We justify secrecy with the concern that our competition will steal from us.
But in reality, we’re just afraid to be embarrassed if we publicly share too much of what’s going on inside our organization.
In one of my articles from last week, I wrote that if you commit to a higher purpose, you should practice radical transparency. It is, in my opinion, one of the criteria to evaluate if your organization should even continue to exist.
If you are fully committed to serving your clients and your community, what should matter to you is that more people see, support, and adopt your methods and processes. That includes your competitors too. Your impact on people, society, the environment and other organizations should be more important than anything else.
With that, you should then be completely open to share exactly how your products are made, where you are sourcing material from, and how your service is delivered. You should have no problem having your employees share their experience. It would be best if you shared your secret sauce so that it’s no longer secret anymore.

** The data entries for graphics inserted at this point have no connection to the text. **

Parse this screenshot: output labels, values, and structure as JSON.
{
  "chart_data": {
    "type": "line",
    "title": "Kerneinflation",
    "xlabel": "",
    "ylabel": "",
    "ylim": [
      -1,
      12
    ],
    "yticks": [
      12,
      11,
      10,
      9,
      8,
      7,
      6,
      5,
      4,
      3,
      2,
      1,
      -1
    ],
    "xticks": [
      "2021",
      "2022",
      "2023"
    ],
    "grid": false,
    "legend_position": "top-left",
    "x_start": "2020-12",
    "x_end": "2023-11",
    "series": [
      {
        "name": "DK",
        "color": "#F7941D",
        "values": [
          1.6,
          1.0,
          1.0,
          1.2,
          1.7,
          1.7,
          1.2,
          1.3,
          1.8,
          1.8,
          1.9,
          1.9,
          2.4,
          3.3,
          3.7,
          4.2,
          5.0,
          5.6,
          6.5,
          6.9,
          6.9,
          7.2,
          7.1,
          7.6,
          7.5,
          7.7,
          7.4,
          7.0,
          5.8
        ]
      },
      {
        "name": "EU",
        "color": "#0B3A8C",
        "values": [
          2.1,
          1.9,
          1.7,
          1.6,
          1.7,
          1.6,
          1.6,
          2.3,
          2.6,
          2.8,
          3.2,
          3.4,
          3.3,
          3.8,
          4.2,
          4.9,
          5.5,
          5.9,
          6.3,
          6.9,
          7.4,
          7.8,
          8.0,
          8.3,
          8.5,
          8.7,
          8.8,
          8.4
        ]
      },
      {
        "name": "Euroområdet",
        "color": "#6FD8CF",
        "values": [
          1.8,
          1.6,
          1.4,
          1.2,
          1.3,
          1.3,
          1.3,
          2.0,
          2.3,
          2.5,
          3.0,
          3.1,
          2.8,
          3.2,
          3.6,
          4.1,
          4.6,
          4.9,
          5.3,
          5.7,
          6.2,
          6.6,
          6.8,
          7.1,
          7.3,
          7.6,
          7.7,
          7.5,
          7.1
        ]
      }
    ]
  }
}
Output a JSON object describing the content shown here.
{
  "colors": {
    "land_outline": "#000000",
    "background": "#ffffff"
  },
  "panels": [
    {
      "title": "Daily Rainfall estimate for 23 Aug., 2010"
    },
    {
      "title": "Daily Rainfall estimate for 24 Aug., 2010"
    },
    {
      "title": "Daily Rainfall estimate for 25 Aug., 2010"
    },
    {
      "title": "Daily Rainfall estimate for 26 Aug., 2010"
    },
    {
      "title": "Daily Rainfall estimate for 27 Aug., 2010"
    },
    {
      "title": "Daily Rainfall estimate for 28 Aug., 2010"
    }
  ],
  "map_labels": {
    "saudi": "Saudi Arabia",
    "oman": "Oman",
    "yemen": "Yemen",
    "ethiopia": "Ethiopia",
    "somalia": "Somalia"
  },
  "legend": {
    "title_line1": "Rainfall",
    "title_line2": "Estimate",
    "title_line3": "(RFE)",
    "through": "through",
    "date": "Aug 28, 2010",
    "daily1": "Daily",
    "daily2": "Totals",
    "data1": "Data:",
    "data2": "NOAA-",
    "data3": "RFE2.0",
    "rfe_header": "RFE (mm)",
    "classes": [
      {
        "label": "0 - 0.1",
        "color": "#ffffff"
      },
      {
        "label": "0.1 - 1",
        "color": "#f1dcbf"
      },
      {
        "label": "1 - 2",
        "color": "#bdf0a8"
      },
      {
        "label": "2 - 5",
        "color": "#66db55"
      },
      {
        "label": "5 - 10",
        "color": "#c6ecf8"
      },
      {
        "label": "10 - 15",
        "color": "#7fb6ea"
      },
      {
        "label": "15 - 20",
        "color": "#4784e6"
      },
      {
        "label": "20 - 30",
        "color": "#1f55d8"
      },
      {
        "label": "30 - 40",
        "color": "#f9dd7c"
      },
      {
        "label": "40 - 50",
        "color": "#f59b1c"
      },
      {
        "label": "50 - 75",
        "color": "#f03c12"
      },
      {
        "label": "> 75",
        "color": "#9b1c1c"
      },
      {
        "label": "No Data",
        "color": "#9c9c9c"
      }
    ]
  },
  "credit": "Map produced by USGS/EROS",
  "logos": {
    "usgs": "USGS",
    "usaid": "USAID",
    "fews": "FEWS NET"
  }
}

For many, this is a crazy idea. I know it is also a powerful one.
Over the years, I have encouraged my clients to experiment with it. I have seen incredibly positive results.
The idea of radical transparency is scary, but it also leads to important breakthroughs:
- it is a matter of honesty
- it builds trust like nothing else
- it forces you to walk the talk
- it sends a powerful message of detachment
- it gives you confidence
- it incites innovation
- it attracts people with the right skills to help you win
Patagonia practices radical transparency. Here is an eye-opening article from the employee who helped create the Footprint Chronicle Website, a tool that allows companies and consumers to take a look at the reasons behind Patagonia’s strategic choices.
A remarkable example of courage and leadership.